International Women’s Day was marked for a first time by the United Nations in 1975.’
Lismore Women’s Festival events
It was women gathering, talking, taking action and making choices that would see them all benefit in the long run that made change. Launching today, the Lismore Women’s Festival is running events over four days across a number of venues throughout Lismore and surrounds.
Hosted for 2023 by Northern Rivers Women and Children’s Services Inc. (NORWACS) the ‘Lismore Women’s Festival is an inclusive event celebrating International Women’s Day and specifically women of Lismore,’ said a spokesperson for the festival.
‘Over four days women can join in to share experiences, learn new ways to reenergise and take time to discover new ways to enrich their lives. The festival is a welcome return after last year’s cancellation due to the floods.’
NORWACS are welcoming and hosting all to morning tea and a series of 15-minute taster sessions from 10am to 1pm at their premises at 60 Uralba Street, Lismore. The sessions include presentations from the team at Heartfelt House, a program for women survivors of childhood sexual abuse, Sleep –- Are you Getting Enough? and Mindful Self Compassion.
‘We are delighted to host Lismore Women’s Festival 2023, it’s so important to recognise and celebrate women’s contributions to our community,’ said Kelly Banister, NORWACS CEO.

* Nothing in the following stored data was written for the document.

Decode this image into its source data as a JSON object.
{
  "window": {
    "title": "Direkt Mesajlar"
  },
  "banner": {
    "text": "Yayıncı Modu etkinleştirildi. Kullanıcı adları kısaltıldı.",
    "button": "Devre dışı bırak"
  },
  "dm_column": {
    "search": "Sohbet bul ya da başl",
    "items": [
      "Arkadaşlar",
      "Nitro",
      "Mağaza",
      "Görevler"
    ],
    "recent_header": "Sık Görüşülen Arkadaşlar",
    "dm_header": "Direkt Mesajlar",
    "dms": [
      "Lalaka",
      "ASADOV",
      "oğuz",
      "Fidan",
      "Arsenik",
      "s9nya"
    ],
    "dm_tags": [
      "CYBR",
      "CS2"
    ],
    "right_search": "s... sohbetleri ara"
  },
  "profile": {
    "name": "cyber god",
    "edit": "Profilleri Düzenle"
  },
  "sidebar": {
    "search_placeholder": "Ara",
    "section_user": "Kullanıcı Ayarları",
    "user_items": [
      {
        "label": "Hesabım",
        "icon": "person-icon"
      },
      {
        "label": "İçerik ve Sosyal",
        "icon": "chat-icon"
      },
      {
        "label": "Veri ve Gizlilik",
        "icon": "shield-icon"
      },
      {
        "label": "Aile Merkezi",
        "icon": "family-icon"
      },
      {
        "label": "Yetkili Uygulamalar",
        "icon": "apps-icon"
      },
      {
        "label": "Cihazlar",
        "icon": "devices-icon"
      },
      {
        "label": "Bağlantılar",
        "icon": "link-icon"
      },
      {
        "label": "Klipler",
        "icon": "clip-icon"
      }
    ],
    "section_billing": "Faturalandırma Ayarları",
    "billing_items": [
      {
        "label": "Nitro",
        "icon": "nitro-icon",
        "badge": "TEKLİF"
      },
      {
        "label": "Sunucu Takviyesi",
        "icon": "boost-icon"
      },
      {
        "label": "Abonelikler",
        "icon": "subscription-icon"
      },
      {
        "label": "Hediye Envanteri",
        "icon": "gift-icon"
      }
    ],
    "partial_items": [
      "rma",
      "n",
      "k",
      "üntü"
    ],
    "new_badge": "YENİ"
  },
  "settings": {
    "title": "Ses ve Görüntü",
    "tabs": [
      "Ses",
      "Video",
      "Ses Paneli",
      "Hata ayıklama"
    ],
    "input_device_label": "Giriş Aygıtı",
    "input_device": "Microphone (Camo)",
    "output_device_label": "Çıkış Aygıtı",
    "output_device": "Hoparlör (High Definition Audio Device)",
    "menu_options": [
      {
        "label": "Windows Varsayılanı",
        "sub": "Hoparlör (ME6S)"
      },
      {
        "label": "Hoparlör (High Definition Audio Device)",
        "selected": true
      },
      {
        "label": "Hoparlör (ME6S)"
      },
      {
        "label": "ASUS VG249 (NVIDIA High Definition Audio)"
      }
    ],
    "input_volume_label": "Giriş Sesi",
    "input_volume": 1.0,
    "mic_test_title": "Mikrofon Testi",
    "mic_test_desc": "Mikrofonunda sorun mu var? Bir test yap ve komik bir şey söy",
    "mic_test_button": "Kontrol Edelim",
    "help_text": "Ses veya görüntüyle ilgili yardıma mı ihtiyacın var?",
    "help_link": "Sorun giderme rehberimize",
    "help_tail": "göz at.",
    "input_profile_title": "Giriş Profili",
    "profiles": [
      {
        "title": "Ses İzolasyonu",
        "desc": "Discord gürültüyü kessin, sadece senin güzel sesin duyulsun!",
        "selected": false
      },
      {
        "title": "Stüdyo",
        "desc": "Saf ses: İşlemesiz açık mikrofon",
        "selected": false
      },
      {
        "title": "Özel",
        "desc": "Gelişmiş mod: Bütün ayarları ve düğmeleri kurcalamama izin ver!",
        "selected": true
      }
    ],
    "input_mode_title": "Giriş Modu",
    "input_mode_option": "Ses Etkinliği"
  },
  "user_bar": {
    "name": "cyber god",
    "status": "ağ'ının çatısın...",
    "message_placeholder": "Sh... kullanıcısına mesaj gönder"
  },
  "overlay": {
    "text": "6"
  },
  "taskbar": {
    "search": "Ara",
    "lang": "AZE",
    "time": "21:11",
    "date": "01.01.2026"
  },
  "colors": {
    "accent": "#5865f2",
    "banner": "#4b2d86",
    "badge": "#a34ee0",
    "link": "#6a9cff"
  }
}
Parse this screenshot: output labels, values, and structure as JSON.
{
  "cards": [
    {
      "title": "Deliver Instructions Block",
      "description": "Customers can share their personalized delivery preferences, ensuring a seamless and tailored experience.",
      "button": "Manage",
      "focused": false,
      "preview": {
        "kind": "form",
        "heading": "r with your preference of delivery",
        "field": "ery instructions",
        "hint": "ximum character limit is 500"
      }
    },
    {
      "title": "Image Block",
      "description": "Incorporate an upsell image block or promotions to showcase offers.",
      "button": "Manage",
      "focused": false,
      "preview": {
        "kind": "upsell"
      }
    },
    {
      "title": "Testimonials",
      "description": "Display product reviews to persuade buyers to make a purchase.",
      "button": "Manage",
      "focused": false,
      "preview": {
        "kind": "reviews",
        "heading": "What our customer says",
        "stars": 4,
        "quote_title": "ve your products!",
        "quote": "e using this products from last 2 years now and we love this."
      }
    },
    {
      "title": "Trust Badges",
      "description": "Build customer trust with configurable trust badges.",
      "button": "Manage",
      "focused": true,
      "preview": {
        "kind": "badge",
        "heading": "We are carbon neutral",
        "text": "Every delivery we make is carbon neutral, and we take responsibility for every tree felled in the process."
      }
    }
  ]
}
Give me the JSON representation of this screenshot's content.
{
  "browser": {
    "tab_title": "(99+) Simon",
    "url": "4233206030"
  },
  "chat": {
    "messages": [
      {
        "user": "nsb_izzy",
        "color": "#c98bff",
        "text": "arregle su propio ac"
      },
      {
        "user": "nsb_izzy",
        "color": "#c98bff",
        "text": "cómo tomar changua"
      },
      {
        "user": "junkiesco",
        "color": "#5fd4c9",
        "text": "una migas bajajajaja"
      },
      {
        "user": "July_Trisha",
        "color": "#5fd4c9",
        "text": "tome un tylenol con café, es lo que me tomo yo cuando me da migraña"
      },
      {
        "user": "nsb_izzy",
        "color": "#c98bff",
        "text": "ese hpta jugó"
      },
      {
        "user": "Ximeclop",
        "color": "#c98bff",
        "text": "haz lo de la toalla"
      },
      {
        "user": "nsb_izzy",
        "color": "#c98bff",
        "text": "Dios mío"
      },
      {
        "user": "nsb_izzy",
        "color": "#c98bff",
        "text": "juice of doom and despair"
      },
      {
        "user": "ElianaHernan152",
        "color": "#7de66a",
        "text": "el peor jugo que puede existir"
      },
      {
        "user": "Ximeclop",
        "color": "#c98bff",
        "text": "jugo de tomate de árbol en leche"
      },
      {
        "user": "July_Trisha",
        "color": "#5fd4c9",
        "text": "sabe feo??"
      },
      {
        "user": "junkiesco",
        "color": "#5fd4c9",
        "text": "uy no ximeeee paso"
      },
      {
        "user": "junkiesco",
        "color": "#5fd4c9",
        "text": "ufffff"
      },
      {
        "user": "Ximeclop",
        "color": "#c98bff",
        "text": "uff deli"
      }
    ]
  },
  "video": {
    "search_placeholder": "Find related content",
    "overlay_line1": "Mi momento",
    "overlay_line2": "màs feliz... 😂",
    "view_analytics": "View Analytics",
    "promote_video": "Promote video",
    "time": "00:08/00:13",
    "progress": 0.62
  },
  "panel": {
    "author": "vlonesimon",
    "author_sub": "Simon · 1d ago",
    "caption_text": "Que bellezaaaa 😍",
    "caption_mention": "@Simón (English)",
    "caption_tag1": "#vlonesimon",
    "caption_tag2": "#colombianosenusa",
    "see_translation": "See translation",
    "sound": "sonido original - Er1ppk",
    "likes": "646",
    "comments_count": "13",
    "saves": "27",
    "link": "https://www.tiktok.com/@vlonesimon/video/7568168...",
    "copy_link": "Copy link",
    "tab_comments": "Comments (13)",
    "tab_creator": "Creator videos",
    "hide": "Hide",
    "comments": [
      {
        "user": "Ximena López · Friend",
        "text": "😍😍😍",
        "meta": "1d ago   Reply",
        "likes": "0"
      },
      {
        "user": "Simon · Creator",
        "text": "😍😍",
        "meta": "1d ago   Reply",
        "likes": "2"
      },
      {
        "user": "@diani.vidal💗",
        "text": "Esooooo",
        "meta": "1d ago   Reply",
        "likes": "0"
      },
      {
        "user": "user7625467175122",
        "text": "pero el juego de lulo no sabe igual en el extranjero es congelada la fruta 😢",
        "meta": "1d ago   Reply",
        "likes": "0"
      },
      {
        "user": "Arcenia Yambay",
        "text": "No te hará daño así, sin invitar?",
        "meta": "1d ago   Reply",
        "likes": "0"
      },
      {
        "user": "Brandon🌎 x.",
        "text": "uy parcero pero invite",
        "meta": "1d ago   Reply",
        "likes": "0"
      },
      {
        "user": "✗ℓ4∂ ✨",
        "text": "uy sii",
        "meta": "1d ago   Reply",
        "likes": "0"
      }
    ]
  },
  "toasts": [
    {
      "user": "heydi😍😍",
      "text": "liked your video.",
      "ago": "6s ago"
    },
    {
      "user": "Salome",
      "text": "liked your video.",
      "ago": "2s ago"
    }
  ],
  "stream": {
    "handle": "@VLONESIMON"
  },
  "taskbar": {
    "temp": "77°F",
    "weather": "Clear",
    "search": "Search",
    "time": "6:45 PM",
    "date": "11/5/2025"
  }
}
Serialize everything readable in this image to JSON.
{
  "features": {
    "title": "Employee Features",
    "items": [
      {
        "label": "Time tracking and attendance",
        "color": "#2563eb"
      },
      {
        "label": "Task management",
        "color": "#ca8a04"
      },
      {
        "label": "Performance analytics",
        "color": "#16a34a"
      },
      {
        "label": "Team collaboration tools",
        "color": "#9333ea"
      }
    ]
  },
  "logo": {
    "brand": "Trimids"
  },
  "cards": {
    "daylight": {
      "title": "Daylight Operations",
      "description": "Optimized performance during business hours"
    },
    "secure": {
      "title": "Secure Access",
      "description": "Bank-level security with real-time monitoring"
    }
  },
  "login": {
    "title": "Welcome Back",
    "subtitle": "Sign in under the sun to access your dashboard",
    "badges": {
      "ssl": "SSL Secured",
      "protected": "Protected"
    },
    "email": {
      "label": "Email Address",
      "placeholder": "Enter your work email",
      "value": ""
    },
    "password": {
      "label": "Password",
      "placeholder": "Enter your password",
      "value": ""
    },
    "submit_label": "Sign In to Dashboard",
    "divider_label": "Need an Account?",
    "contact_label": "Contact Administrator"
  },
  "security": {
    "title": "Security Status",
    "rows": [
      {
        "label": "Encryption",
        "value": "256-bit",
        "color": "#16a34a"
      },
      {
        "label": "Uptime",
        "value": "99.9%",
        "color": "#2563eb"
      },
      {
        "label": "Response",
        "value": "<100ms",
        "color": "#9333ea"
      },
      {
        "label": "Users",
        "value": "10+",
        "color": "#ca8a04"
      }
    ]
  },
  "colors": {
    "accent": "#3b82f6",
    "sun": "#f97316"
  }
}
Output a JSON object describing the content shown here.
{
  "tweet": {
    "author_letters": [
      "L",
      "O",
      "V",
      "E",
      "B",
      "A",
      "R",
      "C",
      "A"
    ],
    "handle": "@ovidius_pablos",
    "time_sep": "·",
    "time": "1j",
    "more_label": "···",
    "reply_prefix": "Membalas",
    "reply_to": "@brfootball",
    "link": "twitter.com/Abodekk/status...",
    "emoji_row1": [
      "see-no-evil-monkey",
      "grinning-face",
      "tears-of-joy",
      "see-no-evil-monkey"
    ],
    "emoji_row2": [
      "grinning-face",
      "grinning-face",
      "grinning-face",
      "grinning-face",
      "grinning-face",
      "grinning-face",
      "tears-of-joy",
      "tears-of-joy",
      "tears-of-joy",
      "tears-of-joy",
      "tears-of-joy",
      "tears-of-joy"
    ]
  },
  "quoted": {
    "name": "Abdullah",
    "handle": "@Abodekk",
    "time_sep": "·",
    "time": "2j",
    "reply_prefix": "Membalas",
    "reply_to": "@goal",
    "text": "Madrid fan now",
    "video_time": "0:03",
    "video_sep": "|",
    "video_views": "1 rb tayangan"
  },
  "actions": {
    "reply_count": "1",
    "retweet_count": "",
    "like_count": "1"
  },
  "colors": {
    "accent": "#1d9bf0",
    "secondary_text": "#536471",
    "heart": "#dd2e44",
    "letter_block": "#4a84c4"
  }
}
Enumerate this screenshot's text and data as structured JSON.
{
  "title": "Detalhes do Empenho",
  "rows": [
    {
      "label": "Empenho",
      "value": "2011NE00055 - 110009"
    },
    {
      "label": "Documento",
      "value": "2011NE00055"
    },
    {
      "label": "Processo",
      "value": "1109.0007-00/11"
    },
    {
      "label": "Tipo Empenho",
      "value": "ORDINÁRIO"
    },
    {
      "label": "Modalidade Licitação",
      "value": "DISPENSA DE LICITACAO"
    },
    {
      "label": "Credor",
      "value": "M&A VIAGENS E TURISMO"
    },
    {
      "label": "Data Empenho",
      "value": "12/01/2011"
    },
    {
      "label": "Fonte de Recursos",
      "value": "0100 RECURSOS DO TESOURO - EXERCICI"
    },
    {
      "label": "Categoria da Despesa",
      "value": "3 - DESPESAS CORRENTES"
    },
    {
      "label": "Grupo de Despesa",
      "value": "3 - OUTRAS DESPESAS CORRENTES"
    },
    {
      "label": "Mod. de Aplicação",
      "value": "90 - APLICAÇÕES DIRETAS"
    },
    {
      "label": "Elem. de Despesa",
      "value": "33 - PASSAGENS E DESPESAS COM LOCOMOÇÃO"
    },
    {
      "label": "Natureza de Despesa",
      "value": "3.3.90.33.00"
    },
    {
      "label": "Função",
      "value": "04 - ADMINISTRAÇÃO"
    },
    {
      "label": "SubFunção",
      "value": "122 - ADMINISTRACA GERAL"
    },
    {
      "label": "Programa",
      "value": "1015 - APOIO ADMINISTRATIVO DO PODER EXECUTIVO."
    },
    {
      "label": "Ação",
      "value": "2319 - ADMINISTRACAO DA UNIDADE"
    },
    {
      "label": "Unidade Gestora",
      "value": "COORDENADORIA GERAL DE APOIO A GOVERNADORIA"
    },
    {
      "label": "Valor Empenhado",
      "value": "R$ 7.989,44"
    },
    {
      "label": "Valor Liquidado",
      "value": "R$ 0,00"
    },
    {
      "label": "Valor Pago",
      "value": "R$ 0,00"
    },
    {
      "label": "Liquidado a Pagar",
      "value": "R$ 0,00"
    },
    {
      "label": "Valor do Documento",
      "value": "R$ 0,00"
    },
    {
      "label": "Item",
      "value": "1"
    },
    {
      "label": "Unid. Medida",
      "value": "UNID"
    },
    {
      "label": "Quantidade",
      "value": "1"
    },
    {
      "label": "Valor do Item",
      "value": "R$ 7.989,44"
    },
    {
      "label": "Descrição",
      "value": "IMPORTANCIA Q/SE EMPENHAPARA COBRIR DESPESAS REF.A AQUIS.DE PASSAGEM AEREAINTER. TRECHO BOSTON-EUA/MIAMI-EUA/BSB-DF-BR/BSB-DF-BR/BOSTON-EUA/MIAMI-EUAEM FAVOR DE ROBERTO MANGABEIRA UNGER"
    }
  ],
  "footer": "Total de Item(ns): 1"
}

‘The festival also provides the opportunity for women to pause, restore and connect with other women and themselves after what has been a highly traumatic time for our region.’
Throughout the festival there are a range of events to celebrate women and give time to nurture and restore balance. The therapeutic benefits of the arts feature strongly in both visual arts, collage and mandala sessions and performance arts, instrumental band sessions and celebration of songs and movement.
Health and wellbeing are essential parts of the festival and there are a range of workshops, many free or by donation, for yoga, reiki and sound healing. Included in the program is an information presentation on breastfeeding while working, studying or volunteering, providing a safe space for breastfeeding mums to have all their questions answered.